While there has been no official mandate as yet to cease using cash for payments, some medical and health experts are recommending that people stop paying for their groceries, petrol and other services with cash, as the virus has been found to be capable of living on surfaces for up to 10 days.
Dr. Sanjay Maggirwar, chair of the George Washington University School of Medicine’s department of microbiology, immunology and tropical medicine, told CBS MoneyWatch that “the belief is that these viruses can stay on surfaces in their fully active states for at least 10 days. That includes cash and all kinds of other surfaces that people normally touch, so certainly with the coronavirus, cash handling is a concern”.
Dr. Jeffrey Shaman, professor at Columbia University’s Mailman School of Public Health also told CBS News that “droplets can live on surfaces, including subway seats and dollar bills. It seems like it could be a path for transmission because it’s something people commonly share and handle”.

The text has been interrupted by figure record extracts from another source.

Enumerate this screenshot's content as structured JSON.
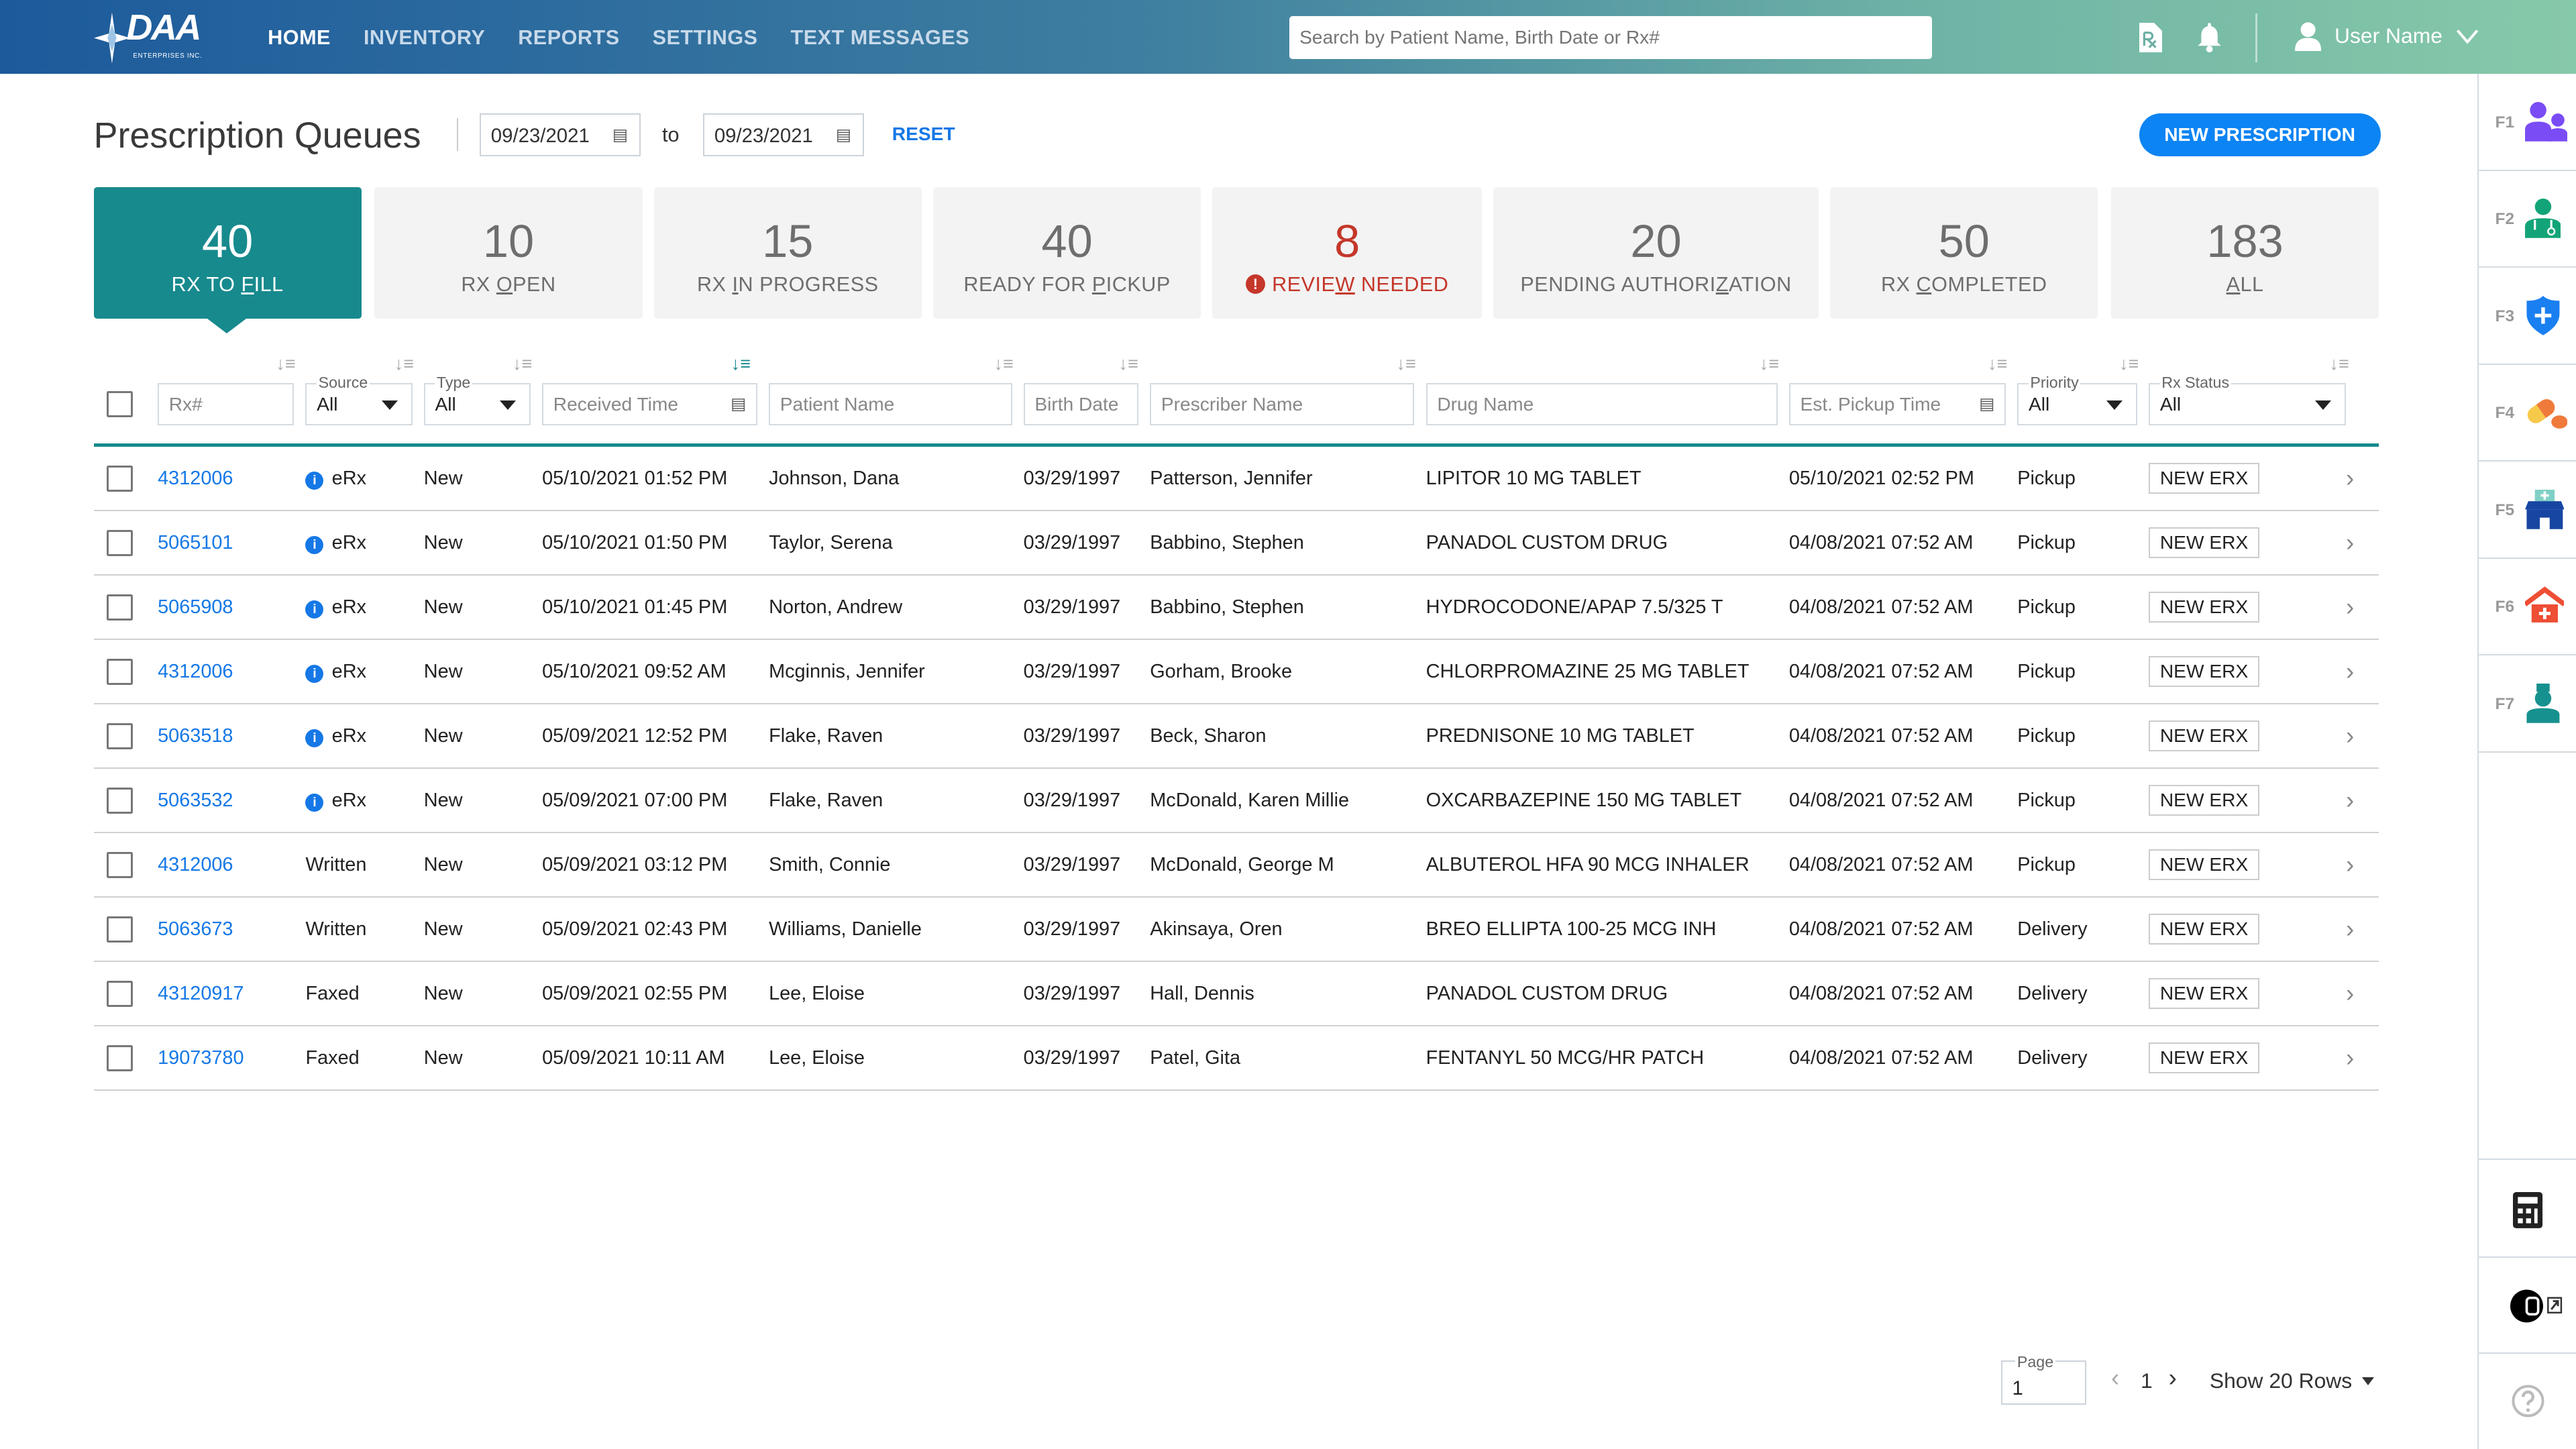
{
  "header": {
    "logo_text": "DAA",
    "logo_subtext": "ENTERPRISES INC.",
    "nav": [
      {
        "label": "HOME",
        "active": true
      },
      {
        "label": "INVENTORY"
      },
      {
        "label": "REPORTS"
      },
      {
        "label": "SETTINGS"
      },
      {
        "label": "TEXT MESSAGES"
      }
    ],
    "search_placeholder": "Search by Patient Name, Birth Date or Rx#",
    "icons": [
      "rx-document-icon",
      "bell-icon"
    ],
    "user_name": "User Name"
  },
  "page": {
    "title": "Prescription Queues",
    "date_from": "09/23/2021",
    "date_to": "09/23/2021",
    "to_label": "to",
    "reset_label": "RESET",
    "new_prescription_label": "NEW PRESCRIPTION"
  },
  "tabs": [
    {
      "count": "40",
      "label": "RX TO FILL",
      "key": "F",
      "active": true
    },
    {
      "count": "10",
      "label": "RX OPEN",
      "key": "O"
    },
    {
      "count": "15",
      "label": "RX IN PROGRESS",
      "key": "I"
    },
    {
      "count": "40",
      "label": "READY FOR PICKUP",
      "key": "P"
    },
    {
      "count": "8",
      "label": "REVIEW NEEDED",
      "key": "W",
      "alert": true
    },
    {
      "count": "20",
      "label": "PENDING AUTHORIZATION",
      "key": "Z"
    },
    {
      "count": "50",
      "label": "RX COMPLETED",
      "key": "C"
    },
    {
      "count": "183",
      "label": "ALL",
      "key": "A"
    }
  ],
  "colors": {
    "accent": "#178a8e",
    "primary": "#0d84f3",
    "alert": "#c4372a",
    "link": "#1578e6"
  },
  "filters": {
    "rx": "Rx#",
    "source_legend": "Source",
    "source_value": "All",
    "type_legend": "Type",
    "type_value": "All",
    "received": "Received Time",
    "patient": "Patient Name",
    "birth": "Birth Date",
    "prescriber": "Prescriber Name",
    "drug": "Drug Name",
    "pickup": "Est. Pickup Time",
    "priority_legend": "Priority",
    "priority_value": "All",
    "status_legend": "Rx Status",
    "status_value": "All"
  },
  "rows": [
    {
      "rx": "4312006",
      "source": "eRx",
      "info": true,
      "type": "New",
      "received": "05/10/2021 01:52 PM",
      "patient": "Johnson, Dana",
      "birth": "03/29/1997",
      "prescriber": "Patterson, Jennifer",
      "drug": "LIPITOR 10 MG TABLET",
      "pickup": "05/10/2021 02:52 PM",
      "priority": "Pickup",
      "status": "NEW ERX"
    },
    {
      "rx": "5065101",
      "source": "eRx",
      "info": true,
      "type": "New",
      "received": "05/10/2021 01:50 PM",
      "patient": "Taylor, Serena",
      "birth": "03/29/1997",
      "prescriber": "Babbino, Stephen",
      "drug": "PANADOL CUSTOM DRUG",
      "pickup": "04/08/2021 07:52 AM",
      "priority": "Pickup",
      "status": "NEW ERX"
    },
    {
      "rx": "5065908",
      "source": "eRx",
      "info": true,
      "type": "New",
      "received": "05/10/2021 01:45 PM",
      "patient": "Norton, Andrew",
      "birth": "03/29/1997",
      "prescriber": "Babbino, Stephen",
      "drug": "HYDROCODONE/APAP 7.5/325 T",
      "pickup": "04/08/2021 07:52 AM",
      "priority": "Pickup",
      "status": "NEW ERX"
    },
    {
      "rx": "4312006",
      "source": "eRx",
      "info": true,
      "type": "New",
      "received": "05/10/2021 09:52 AM",
      "patient": "Mcginnis, Jennifer",
      "birth": "03/29/1997",
      "prescriber": "Gorham, Brooke",
      "drug": "CHLORPROMAZINE 25 MG TABLET",
      "pickup": "04/08/2021 07:52 AM",
      "priority": "Pickup",
      "status": "NEW ERX"
    },
    {
      "rx": "5063518",
      "source": "eRx",
      "info": true,
      "type": "New",
      "received": "05/09/2021 12:52 PM",
      "patient": "Flake, Raven",
      "birth": "03/29/1997",
      "prescriber": "Beck, Sharon",
      "drug": "PREDNISONE 10 MG TABLET",
      "pickup": "04/08/2021 07:52 AM",
      "priority": "Pickup",
      "status": "NEW ERX"
    },
    {
      "rx": "5063532",
      "source": "eRx",
      "info": true,
      "type": "New",
      "received": "05/09/2021 07:00 PM",
      "patient": "Flake, Raven",
      "birth": "03/29/1997",
      "prescriber": "McDonald, Karen Millie",
      "drug": "OXCARBAZEPINE 150 MG TABLET",
      "pickup": "04/08/2021 07:52 AM",
      "priority": "Pickup",
      "status": "NEW ERX"
    },
    {
      "rx": "4312006",
      "source": "Written",
      "type": "New",
      "received": "05/09/2021 03:12 PM",
      "patient": "Smith, Connie",
      "birth": "03/29/1997",
      "prescriber": "McDonald, George M",
      "drug": "ALBUTEROL HFA 90 MCG INHALER",
      "pickup": "04/08/2021 07:52 AM",
      "priority": "Pickup",
      "status": "NEW ERX"
    },
    {
      "rx": "5063673",
      "source": "Written",
      "type": "New",
      "received": "05/09/2021 02:43 PM",
      "patient": "Williams, Danielle",
      "birth": "03/29/1997",
      "prescriber": "Akinsaya, Oren",
      "drug": "BREO ELLIPTA 100-25 MCG INH",
      "pickup": "04/08/2021 07:52 AM",
      "priority": "Delivery",
      "status": "NEW ERX"
    },
    {
      "rx": "43120917",
      "source": "Faxed",
      "type": "New",
      "received": "05/09/2021 02:55 PM",
      "patient": "Lee, Eloise",
      "birth": "03/29/1997",
      "prescriber": "Hall, Dennis",
      "drug": "PANADOL CUSTOM DRUG",
      "pickup": "04/08/2021 07:52 AM",
      "priority": "Delivery",
      "status": "NEW ERX"
    },
    {
      "rx": "19073780",
      "source": "Faxed",
      "type": "New",
      "received": "05/09/2021 10:11 AM",
      "patient": "Lee, Eloise",
      "birth": "03/29/1997",
      "prescriber": "Patel, Gita",
      "drug": "FENTANYL 50 MCG/HR PATCH",
      "pickup": "04/08/2021 07:52 AM",
      "priority": "Delivery",
      "status": "NEW ERX"
    }
  ],
  "pagination": {
    "page_legend": "Page",
    "page_value": "1",
    "current": "1",
    "rows_label": "Show 20 Rows"
  },
  "sidebar": {
    "items": [
      {
        "key": "F1",
        "icon": "patients-icon"
      },
      {
        "key": "F2",
        "icon": "doctor-icon"
      },
      {
        "key": "F3",
        "icon": "insurance-shield-icon"
      },
      {
        "key": "F4",
        "icon": "pills-icon"
      },
      {
        "key": "F5",
        "icon": "pharmacy-store-icon"
      },
      {
        "key": "F6",
        "icon": "facility-icon"
      },
      {
        "key": "F7",
        "icon": "nurse-icon"
      }
    ],
    "bottom": [
      "calculator-icon",
      "external-app-icon",
      "help-icon"
    ]
  }
}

In a statement, the World Health Organisation also said that people should be wary of handling cash, as “it is good hygiene practice to wash your hands after handling money, especially if eating or handling food”, but WHO did not confirm that cash was in fact transmitting coronavirus. However, it might be time to rethink cash.
Other payment methods such as credit and EFTPOS cards are a contactless way to pay for necessities, as are payments by phone, online, BPay or direct debit. If you do choose to use cash, be sure to wash your hands directly after handling it.